Sara Schechner, Ph.D. is the David P. Wheatland Curator of the Collection of Historical Scientific Instruments, Harvard University. She is a historian of science, specializing in material culture and the history of astronomy. At Harvard, she is a Lecturer on History of Science in the History of Science Department and has been on the faculty of the Museum Studies program. She brings over thirty-five years of museum and academic experience to the Harvard community.
Schechner earned degrees in physics and the history and philosophy of science from Harvard and Cambridge. Before returning to Harvard’s History of Science Department, Schechner was chief curator at the Adler Planetarium in Chicago, and curated exhibits for the Smithsonian Institution, the American Astronomical Society, and the American Physical Society. Her books include Comets, Popular Culture, and the Birth of Modern Cosmology (1997), Time and Time Again (2014) and Tangible Things: Making History through Objects (2015, with Laurel Thatcher Ulrich, Ivan Gaskell, and Sarah Carter). Recent research has focused on sundials, science, and social change; instruments of glass; colonial astronomy; and workshop practices in America.
Schechner has served as the Secretary of the Scientific Instrument Commission of the International Union for the History and Philosophy of Science, and the chair of the Historical Astronomy Division of the American Astronomical Society. She has also served on advisory boards for the Center for History of Science of the Royal Swedish Academy of Sciences, the American Astronomical Society, and other organizations.
She has been deeply engaged in museum education through curated exhibitions and object-based teaching for diverse Harvard courses and programs. She has also devised innovative hands-on activities, including Shoebox Science kits that put replica astronomical instruments into the hands of students in order to teach them cultural history and astronomy. Other projects have included interactive sundials for outdoor learning centers. For the 2004 Transit of Venus, Schechner organized a sunrise festival at Harvard that included observations not only with modern instruments but also with the same telescope used by Professor John Winthrop in 1769, and the Harvard Band performing John Philip Sousa’s Transit of Venus March. In 2013, she was a principal organizer of the Summer Solstice Festival of the Harvard Museums of Science and Culture.
Schechner's work has earned her many awards. In 2018, the American Astronomical Society presented her with the LeRoy E. Doggett Prize for Historical Astronomy. Awarded biennially to an individual who has significantly influenced the field of history of astronomy through a career-long effort, it is the most prestigious prize internationally in the discipline. Schechner was the first woman to receive this award.
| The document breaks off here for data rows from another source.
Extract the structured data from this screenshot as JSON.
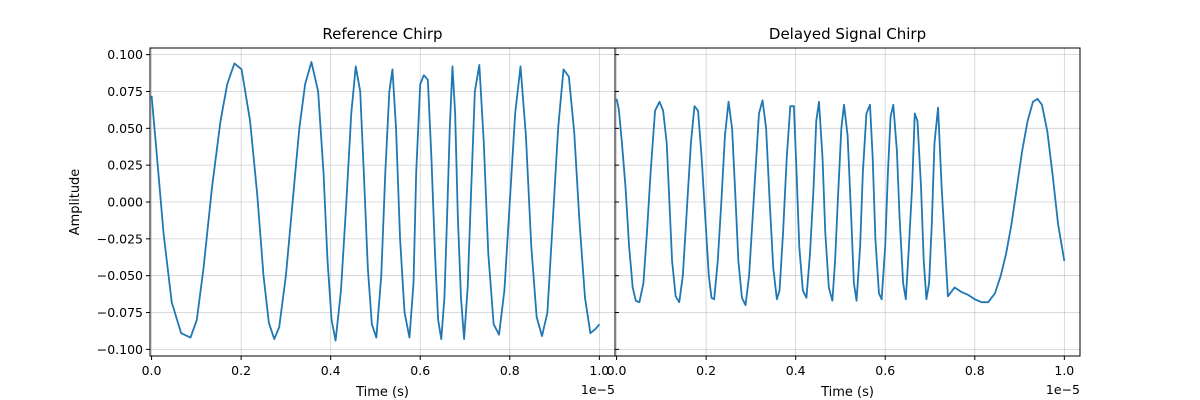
{
  "chart_data": [
    {
      "type": "line",
      "title": "Reference Chirp",
      "xlabel": "Time (s)",
      "ylabel": "Amplitude",
      "x_offset_label": "1e−5",
      "xlim": [
        -3.5e-08,
        1.035e-05
      ],
      "ylim": [
        -0.1045,
        0.1045
      ],
      "xticks": [
        0,
        0.2,
        0.4,
        0.6,
        0.8,
        1.0
      ],
      "xtick_labels": [
        "0.0",
        "0.2",
        "0.4",
        "0.6",
        "0.8",
        "1.0"
      ],
      "yticks": [
        -0.1,
        -0.075,
        -0.05,
        -0.025,
        0,
        0.025,
        0.05,
        0.075,
        0.1
      ],
      "ytick_labels": [
        "−0.100",
        "−0.075",
        "−0.050",
        "−0.025",
        "0.000",
        "0.025",
        "0.050",
        "0.075",
        "0.100"
      ],
      "grid": true,
      "color": "#1f77b4",
      "x": [
        0,
        8e-08,
        2.7e-07,
        4.5e-07,
        6.6e-07,
        8.7e-07,
        1.01e-06,
        1.16e-06,
        1.35e-06,
        1.54e-06,
        1.69e-06,
        1.85e-06,
        2.01e-06,
        2.2e-06,
        2.36e-06,
        2.5e-06,
        2.62e-06,
        2.74e-06,
        2.85e-06,
        3e-06,
        3.15e-06,
        3.3e-06,
        3.43e-06,
        3.57e-06,
        3.72e-06,
        3.84e-06,
        3.93e-06,
        4.02e-06,
        4.11e-06,
        4.23e-06,
        4.35e-06,
        4.46e-06,
        4.56e-06,
        4.66e-06,
        4.74e-06,
        4.83e-06,
        4.92e-06,
        5.02e-06,
        5.13e-06,
        5.22e-06,
        5.31e-06,
        5.38e-06,
        5.46e-06,
        5.55e-06,
        5.65e-06,
        5.76e-06,
        5.85e-06,
        5.91e-06,
        6e-06,
        6.08e-06,
        6.17e-06,
        6.25e-06,
        6.33e-06,
        6.4e-06,
        6.47e-06,
        6.54e-06,
        6.6e-06,
        6.66e-06,
        6.72e-06,
        6.78e-06,
        6.84e-06,
        6.91e-06,
        6.98e-06,
        7.06e-06,
        7.14e-06,
        7.22e-06,
        7.32e-06,
        7.42e-06,
        7.52e-06,
        7.64e-06,
        7.76e-06,
        7.88e-06,
        8e-06,
        8.12e-06,
        8.24e-06,
        8.36e-06,
        8.48e-06,
        8.6e-06,
        8.72e-06,
        8.84e-06,
        8.96e-06,
        9.08e-06,
        9.2e-06,
        9.32e-06,
        9.44e-06,
        9.56e-06,
        9.68e-06,
        9.8e-06,
        9.92e-06,
        1e-05
      ],
      "y": [
        0.072,
        0.045,
        -0.022,
        -0.068,
        -0.089,
        -0.092,
        -0.08,
        -0.045,
        0.01,
        0.055,
        0.08,
        0.094,
        0.09,
        0.055,
        0.005,
        -0.05,
        -0.082,
        -0.093,
        -0.085,
        -0.05,
        0.0,
        0.05,
        0.08,
        0.095,
        0.075,
        0.02,
        -0.04,
        -0.08,
        -0.094,
        -0.06,
        0.0,
        0.06,
        0.092,
        0.075,
        0.02,
        -0.045,
        -0.083,
        -0.092,
        -0.05,
        0.02,
        0.075,
        0.09,
        0.05,
        -0.025,
        -0.075,
        -0.092,
        -0.055,
        0.02,
        0.08,
        0.086,
        0.083,
        0.03,
        -0.035,
        -0.08,
        -0.093,
        -0.065,
        -0.01,
        0.05,
        0.092,
        0.06,
        -0.01,
        -0.065,
        -0.093,
        -0.058,
        0.01,
        0.075,
        0.093,
        0.04,
        -0.035,
        -0.083,
        -0.09,
        -0.06,
        0.0,
        0.06,
        0.092,
        0.045,
        -0.03,
        -0.078,
        -0.091,
        -0.075,
        -0.013,
        0.05,
        0.09,
        0.085,
        0.047,
        -0.015,
        -0.065,
        -0.089,
        -0.086,
        -0.083
      ],
      "x_raw_note": "",
      "y_raw_note": ""
    },
    {
      "type": "line",
      "title": "Delayed Signal Chirp",
      "xlabel": "Time (s)",
      "ylabel": "",
      "x_offset_label": "1e−5",
      "xlim": [
        -3.5e-08,
        1.035e-05
      ],
      "ylim": [
        -0.1045,
        0.1045
      ],
      "xticks": [
        0,
        0.2,
        0.4,
        0.6,
        0.8,
        1.0
      ],
      "xtick_labels": [
        "0.0",
        "0.2",
        "0.4",
        "0.6",
        "0.8",
        "1.0"
      ],
      "grid": true,
      "color": "#1f77b4",
      "x": [
        0,
        5e-08,
        1.2e-07,
        2e-07,
        2.8e-07,
        3.6e-07,
        4.3e-07,
        5.1e-07,
        6e-07,
        6.8e-07,
        7.6e-07,
        8.6e-07,
        9.6e-07,
        1.04e-06,
        1.12e-06,
        1.18e-06,
        1.24e-06,
        1.32e-06,
        1.4e-06,
        1.48e-06,
        1.58e-06,
        1.66e-06,
        1.74e-06,
        1.82e-06,
        1.9e-06,
        1.98e-06,
        2.06e-06,
        2.12e-06,
        2.18e-06,
        2.26e-06,
        2.34e-06,
        2.42e-06,
        2.5e-06,
        2.58e-06,
        2.66e-06,
        2.72e-06,
        2.8e-06,
        2.88e-06,
        2.96e-06,
        3.04e-06,
        3.12e-06,
        3.18e-06,
        3.26e-06,
        3.34e-06,
        3.42e-06,
        3.5e-06,
        3.58e-06,
        3.64e-06,
        3.72e-06,
        3.8e-06,
        3.88e-06,
        3.96e-06,
        4.02e-06,
        4.08e-06,
        4.16e-06,
        4.24e-06,
        4.32e-06,
        4.4e-06,
        4.46e-06,
        4.52e-06,
        4.6e-06,
        4.66e-06,
        4.74e-06,
        4.82e-06,
        4.88e-06,
        4.94e-06,
        5.02e-06,
        5.08e-06,
        5.16e-06,
        5.24e-06,
        5.3e-06,
        5.36e-06,
        5.44e-06,
        5.5e-06,
        5.58e-06,
        5.66e-06,
        5.72e-06,
        5.78e-06,
        5.86e-06,
        5.92e-06,
        6e-06,
        6.06e-06,
        6.12e-06,
        6.18e-06,
        6.26e-06,
        6.32e-06,
        6.4e-06,
        6.46e-06,
        6.52e-06,
        6.6e-06,
        6.66e-06,
        6.72e-06,
        6.8e-06,
        6.86e-06,
        6.92e-06,
        6.98e-06,
        7.04e-06,
        7.1e-06,
        7.18e-06,
        7.26e-06,
        7.4e-06,
        7.55e-06,
        7.7e-06,
        7.85e-06,
        8e-06,
        8.15e-06,
        8.3e-06,
        8.45e-06,
        8.58e-06,
        8.7e-06,
        8.82e-06,
        8.94e-06,
        9.06e-06,
        9.18e-06,
        9.3e-06,
        9.4e-06,
        9.5e-06,
        9.62e-06,
        9.74e-06,
        9.86e-06,
        1e-05
      ],
      "y": [
        0.07,
        0.063,
        0.04,
        0.01,
        -0.03,
        -0.058,
        -0.067,
        -0.068,
        -0.055,
        -0.02,
        0.02,
        0.062,
        0.068,
        0.062,
        0.04,
        0.0,
        -0.04,
        -0.064,
        -0.068,
        -0.05,
        0.0,
        0.04,
        0.065,
        0.062,
        0.03,
        -0.01,
        -0.05,
        -0.065,
        -0.066,
        -0.04,
        0.0,
        0.045,
        0.068,
        0.05,
        0.0,
        -0.04,
        -0.065,
        -0.07,
        -0.05,
        -0.01,
        0.03,
        0.06,
        0.069,
        0.05,
        0.0,
        -0.045,
        -0.066,
        -0.06,
        -0.02,
        0.03,
        0.065,
        0.065,
        0.02,
        -0.03,
        -0.06,
        -0.065,
        -0.035,
        0.01,
        0.055,
        0.068,
        0.03,
        -0.02,
        -0.058,
        -0.067,
        -0.04,
        0.0,
        0.05,
        0.066,
        0.045,
        -0.01,
        -0.055,
        -0.067,
        -0.03,
        0.02,
        0.06,
        0.066,
        0.03,
        -0.025,
        -0.062,
        -0.066,
        -0.03,
        0.02,
        0.058,
        0.066,
        0.035,
        -0.01,
        -0.055,
        -0.066,
        -0.035,
        0.01,
        0.06,
        0.055,
        0.01,
        -0.04,
        -0.066,
        -0.055,
        -0.015,
        0.04,
        0.064,
        0.01,
        -0.064,
        -0.058,
        -0.061,
        -0.063,
        -0.066,
        -0.068,
        -0.068,
        -0.062,
        -0.05,
        -0.035,
        -0.015,
        0.01,
        0.035,
        0.055,
        0.068,
        0.07,
        0.066,
        0.048,
        0.018,
        -0.015,
        -0.04
      ]
    }
  ]
}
In addition, Schechner's innovative teaching in and outside of museums and academia was recognized by the prestigious Joseph H. Hazen Education Prize of the History of Science Society in 2008. Her exhibition, Time, Life, & Matter: Science in Cambridge, on permanent display in the Putnam Gallery of Harvard’s Science Center, took First Place in the 2007 International Design Awards competition, and Body of Knowledge: A History of Anatomy (in 3 Parts) received the British Society for the History of Science's 2014 Great Exhibitions Award.
In her spare time, Schechner is a recognized quilt artist and enjoys Scottish country dancing. She lives in a historic house in West Newton that is on the National Register and has an archaeological site in her back yard.